Let’s look and see where it came from. Again looking at the Verizon report, the most common attack vector is from a remote hacker installing their malware on your machine after something like a firewall breach. This was followed by e-mail attachments and then infection from nefarious web-sites. One incident detailed in the report was a US Bank who late on a Friday afternoon had three internal employees receive an e-mail from the FDIC. There was an attachment to the email that didn’t open as expected, when Monday came around several million dollars were missing from the bank. Guess who’s access credentials were used by the hackers? You got it – those three employees.
So how do you protect yourself from this kind of malware? First and most importantly education. Your computer users need to know what is an expected operation on their computer and what is not expected. They need to know not to click on a web-site that says “scan your computer now” – they need to know that unexpected attachments in e-mails could be a threat to the security of the network. They need to know that if they suspect something – who to report it to, when to report it and what kind of information to provide.
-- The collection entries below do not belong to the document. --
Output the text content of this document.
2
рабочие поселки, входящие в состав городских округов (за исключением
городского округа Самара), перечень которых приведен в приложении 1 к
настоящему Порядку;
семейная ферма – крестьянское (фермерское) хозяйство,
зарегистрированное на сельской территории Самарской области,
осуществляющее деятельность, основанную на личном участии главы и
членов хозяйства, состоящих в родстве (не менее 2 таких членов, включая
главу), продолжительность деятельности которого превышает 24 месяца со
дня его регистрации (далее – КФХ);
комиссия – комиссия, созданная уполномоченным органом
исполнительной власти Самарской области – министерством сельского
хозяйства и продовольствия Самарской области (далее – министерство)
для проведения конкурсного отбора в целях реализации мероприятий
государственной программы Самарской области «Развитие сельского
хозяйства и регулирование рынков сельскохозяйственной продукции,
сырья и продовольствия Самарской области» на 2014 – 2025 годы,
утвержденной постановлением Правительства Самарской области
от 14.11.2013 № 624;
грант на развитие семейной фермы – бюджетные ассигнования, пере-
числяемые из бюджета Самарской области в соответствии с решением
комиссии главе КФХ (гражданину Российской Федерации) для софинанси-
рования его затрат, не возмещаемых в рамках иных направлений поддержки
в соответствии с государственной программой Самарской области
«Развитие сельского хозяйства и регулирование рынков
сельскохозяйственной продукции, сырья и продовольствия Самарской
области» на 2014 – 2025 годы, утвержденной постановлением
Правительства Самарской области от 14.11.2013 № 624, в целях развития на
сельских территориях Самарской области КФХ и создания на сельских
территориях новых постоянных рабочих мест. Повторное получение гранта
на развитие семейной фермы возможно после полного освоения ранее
The also need to know that your IT Dept and the Administration, rather than retaliate through termination for a mistake, would prefer to patch the computer or plug that hole in the network – than come in on Monday and realize they are missing a couple million bucks.
The rest of the solution is to keep those security updates, patches, shims and hotfixes current , run that anti-virus and anti-malware software on a set schedule and check the generated reports for issues. (Of course, you’re keeping those virus definitions up to date, right?) Read those network and computer logs, so you can see that large spike in traffic from a computer that shouldn’t be phoning Southeast Asia and realize that something just might be amiss. And if you do suspect something has happened and don’t feel you have the skill-set to handle the issue internally, don’t be afraid to call a well trained professional early in the process.